La Scrittura, poi, non dice altro di lui, mentre ne parlano alcuni testi apocrifi (ossia non canonici). Uno di questi, del II secolo, pubblicato nel 1740 da L. A. Muratori, afferma che Andrea ha incoraggiato Giovanni a scrivere il suo Vangelo. E un testo copto contiene questa benedizione di Gesù ad Andrea: "Tu sarai una colonna di luce nel mio regno, in Gerusalemme, la mia città prediletta. Amen". Lo storico Eusebio di Cesarea (ca. 265-340) scrive che Andrea predica il Vangelo in Asia Minore e nella Russia meridionale. Poi, passato in Grecia, guida i cristiani di Patrasso.
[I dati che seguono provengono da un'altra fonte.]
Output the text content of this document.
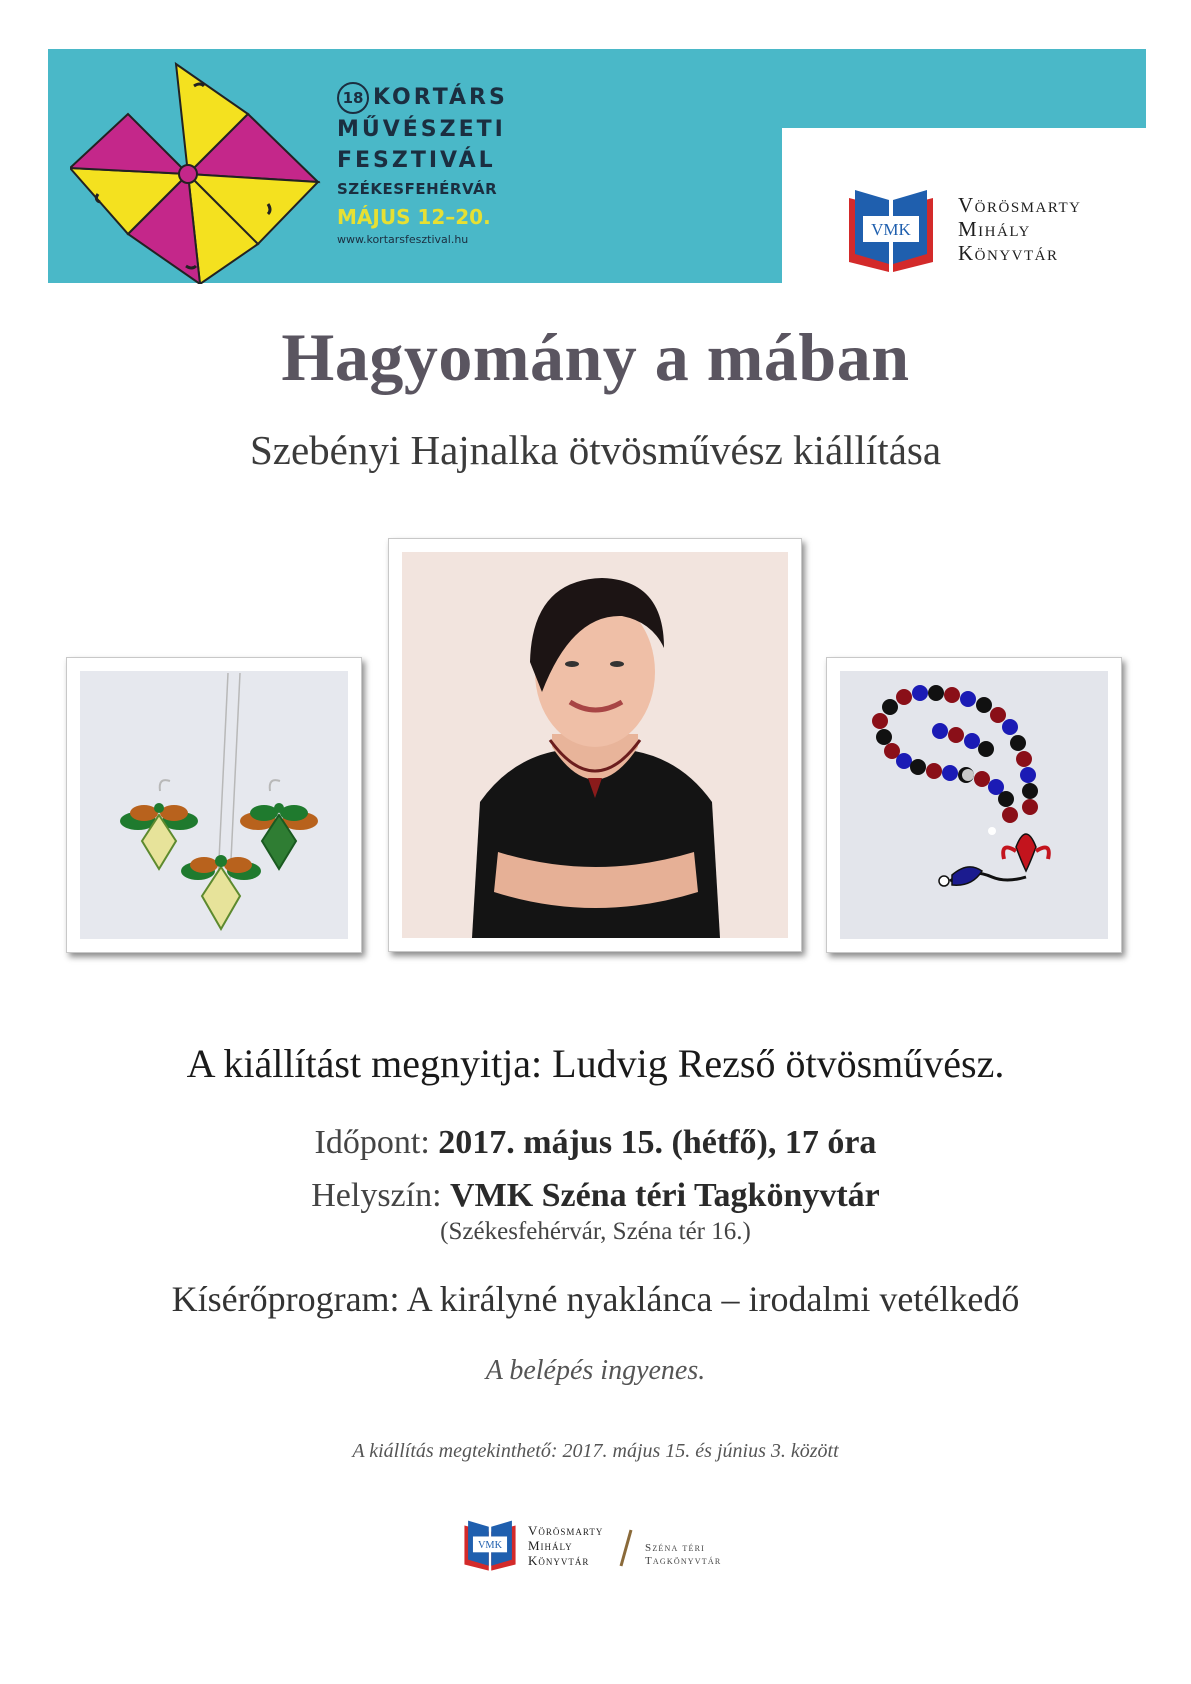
18 KORTÁRS
MŰVÉSZETI
FESZTIVÁL
SZÉKESFEHÉRVÁR
MÁJUS 12–20.
www.kortarsfesztival.hu
VMK
Vörösmarty
Mihály
Könyvtár
Hagyomány a mában
Szebényi Hajnalka ötvösművész kiállítása
A kiállítást megnyitja: Ludvig Rezső ötvösművész.
Időpont: 2017. május 15. (hétfő), 17 óra
Helyszín: VMK Széna téri Tagkönyvtár
(Székesfehérvár, Széna tér 16.)
Kísérőprogram: A királyné nyaklánca – irodalmi vetélkedő
A belépés ingyenes.
A kiállítás megtekinthető: 2017. május 15. és június 3. között
VMK
Vörösmarty
Mihály
Könyvtár
Széna téri
Tagkönyvtár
E qui subisce il martirio per crocifissione: appeso con funi a testa in giù, secondo una tradizione, a una
croce in forma di X, quella detta poi “croce di Sant’Andrea”. Questo accade intorno all’anno 60, un 30 novembre.
Nel 357 i suoi resti vengono portati a Costantinopoli, ma il capo, tranne un frammento, resta a Patrasso. Nel 1206, durante l’occupazione di Costantinopoli (quarta crociata), il legato pontificio cardinale Capuano, di Amalfi, trasferisce quelle reliquie in Italia. E nel 1208 gli amalfitani le accolgono solennemente nella cripta del loro Duomo. Quando nel 1460 i Turchi invadono la Grecia, il capo dell’Apostolo viene portato da Patrasso a Roma, dove sarà custodito in San Pietro per cinque secoli. Ossia fino a quando il papa Paolo VI, nel 1964, farà restituire la reliquia alla Chiesa di Patrasso.

 

 

PATRONATO: pescatori

ETIMOLOGIA: Andrea = virile, gagliardo (dal greco)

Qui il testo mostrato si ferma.